ANSWERS TO OBJECTIONS.
There are some who assert that "there is no sectarian teaching in the Public Schools, and consequently a Catholic may send his children to them without exposing them to any danger." Now even supposing there really were no sectarian teaching in the common schools, even then a Catholic parent cannot send his children to such a school without exposing them to the greatest danger. Those who approve of the Public Schools because nothing sectarian is taught there, act like a certain husbandman who wished to transplant a fine young tree to a certain part of his garden. On examining the new place, however, he found that the ground was filled with poisonous ingredients, which would greatly endanger the life of the tree. He therefore transplanted the tree to a sandy hill, where there were, indeed, no poisonous ingredients, but where there was also no nourishment for the tree. Now will any one assert that the young tree was not in danger of perishing in this new place? And will any one assert that the faith and soul of a child are not in danger of being ruined in those godless common schools? Even if Protestantism is not taught there, infidelity is taught and practised there, and infidelity is even worse than Protestantism.

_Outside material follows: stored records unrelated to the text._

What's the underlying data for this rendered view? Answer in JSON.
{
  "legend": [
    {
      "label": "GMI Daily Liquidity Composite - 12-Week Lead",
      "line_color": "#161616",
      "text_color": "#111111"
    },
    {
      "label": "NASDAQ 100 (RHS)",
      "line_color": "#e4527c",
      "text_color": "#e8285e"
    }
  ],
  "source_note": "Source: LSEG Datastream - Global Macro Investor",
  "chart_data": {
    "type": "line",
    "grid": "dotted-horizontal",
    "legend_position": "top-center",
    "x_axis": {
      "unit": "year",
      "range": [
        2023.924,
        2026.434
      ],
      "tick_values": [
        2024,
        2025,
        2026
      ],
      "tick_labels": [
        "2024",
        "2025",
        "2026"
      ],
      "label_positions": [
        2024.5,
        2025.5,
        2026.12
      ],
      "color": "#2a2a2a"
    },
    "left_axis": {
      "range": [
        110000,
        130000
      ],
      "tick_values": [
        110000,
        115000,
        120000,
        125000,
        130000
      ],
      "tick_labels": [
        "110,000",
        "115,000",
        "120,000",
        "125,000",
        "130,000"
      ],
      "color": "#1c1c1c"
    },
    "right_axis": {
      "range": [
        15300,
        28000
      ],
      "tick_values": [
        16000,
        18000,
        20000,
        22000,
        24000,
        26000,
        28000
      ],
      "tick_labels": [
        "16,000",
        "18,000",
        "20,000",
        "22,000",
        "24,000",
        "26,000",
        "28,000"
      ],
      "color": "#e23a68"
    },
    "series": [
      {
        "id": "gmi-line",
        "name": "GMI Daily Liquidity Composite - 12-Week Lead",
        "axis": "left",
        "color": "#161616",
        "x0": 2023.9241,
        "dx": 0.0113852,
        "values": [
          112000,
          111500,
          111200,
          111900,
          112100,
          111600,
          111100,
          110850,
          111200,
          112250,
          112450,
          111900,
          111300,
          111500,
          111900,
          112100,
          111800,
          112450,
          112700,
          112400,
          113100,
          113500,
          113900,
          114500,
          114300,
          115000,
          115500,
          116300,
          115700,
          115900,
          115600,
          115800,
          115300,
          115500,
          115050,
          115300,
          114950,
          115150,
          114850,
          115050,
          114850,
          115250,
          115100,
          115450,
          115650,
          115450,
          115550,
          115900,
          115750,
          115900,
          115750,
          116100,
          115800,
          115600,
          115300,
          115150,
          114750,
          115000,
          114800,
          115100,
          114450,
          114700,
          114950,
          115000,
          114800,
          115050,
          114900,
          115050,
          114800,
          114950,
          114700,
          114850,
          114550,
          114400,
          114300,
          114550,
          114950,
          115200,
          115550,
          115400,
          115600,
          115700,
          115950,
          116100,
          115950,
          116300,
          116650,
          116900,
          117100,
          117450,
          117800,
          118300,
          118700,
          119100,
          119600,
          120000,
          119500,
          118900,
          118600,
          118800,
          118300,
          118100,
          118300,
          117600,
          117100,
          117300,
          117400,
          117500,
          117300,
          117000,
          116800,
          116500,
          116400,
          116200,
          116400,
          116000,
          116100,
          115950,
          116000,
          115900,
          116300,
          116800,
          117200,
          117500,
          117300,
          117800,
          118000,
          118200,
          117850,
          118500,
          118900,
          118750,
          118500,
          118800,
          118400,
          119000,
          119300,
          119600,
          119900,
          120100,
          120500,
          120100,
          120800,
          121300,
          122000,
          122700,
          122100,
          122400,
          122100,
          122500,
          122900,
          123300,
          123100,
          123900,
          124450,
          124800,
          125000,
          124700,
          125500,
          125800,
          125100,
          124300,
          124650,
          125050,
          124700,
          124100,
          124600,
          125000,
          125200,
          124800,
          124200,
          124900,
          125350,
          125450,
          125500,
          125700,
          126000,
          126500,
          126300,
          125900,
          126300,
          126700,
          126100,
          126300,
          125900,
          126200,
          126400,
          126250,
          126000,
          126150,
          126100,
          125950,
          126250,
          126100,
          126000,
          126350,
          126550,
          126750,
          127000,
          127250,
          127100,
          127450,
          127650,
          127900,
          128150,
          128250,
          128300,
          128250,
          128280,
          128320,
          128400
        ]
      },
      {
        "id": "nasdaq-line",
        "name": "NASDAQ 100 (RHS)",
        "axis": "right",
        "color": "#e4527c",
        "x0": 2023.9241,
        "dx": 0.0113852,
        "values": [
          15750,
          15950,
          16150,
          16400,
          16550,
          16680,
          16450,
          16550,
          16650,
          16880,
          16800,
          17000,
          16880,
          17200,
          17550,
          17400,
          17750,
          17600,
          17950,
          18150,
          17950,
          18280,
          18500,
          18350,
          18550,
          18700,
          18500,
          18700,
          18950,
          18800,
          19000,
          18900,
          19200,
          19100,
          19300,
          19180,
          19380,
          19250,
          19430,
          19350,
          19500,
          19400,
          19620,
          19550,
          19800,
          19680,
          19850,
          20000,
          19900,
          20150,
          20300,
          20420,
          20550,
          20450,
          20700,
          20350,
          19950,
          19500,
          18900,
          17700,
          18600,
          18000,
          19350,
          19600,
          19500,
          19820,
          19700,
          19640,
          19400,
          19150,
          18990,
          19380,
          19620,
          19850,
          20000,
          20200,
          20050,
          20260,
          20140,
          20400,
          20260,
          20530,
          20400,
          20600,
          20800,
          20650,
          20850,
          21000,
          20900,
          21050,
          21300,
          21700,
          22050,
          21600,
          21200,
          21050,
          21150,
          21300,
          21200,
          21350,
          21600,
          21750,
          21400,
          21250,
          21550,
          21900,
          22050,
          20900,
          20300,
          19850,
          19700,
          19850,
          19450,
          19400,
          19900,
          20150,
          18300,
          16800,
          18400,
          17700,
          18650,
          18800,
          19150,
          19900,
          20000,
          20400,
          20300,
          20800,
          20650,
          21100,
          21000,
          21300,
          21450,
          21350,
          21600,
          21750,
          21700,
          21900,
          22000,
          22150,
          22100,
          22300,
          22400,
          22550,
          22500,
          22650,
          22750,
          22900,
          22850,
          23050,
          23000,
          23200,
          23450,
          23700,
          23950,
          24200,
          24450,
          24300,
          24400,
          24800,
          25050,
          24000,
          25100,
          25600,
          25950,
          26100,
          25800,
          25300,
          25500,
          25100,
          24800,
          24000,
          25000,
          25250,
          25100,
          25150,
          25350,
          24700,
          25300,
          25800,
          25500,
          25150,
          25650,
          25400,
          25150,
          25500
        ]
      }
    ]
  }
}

But is it really true that Protestantism is not taught in many of our Public Schools? This is unfortunately far from being the case. Napoleon I. introduced the Public School system into France, in order, as he honestly declared, "to possess the means of controlling political and moral opinions." Puritans and Freemasons, in this country, have clearly the same end in view in upholding the present system of Public Schools.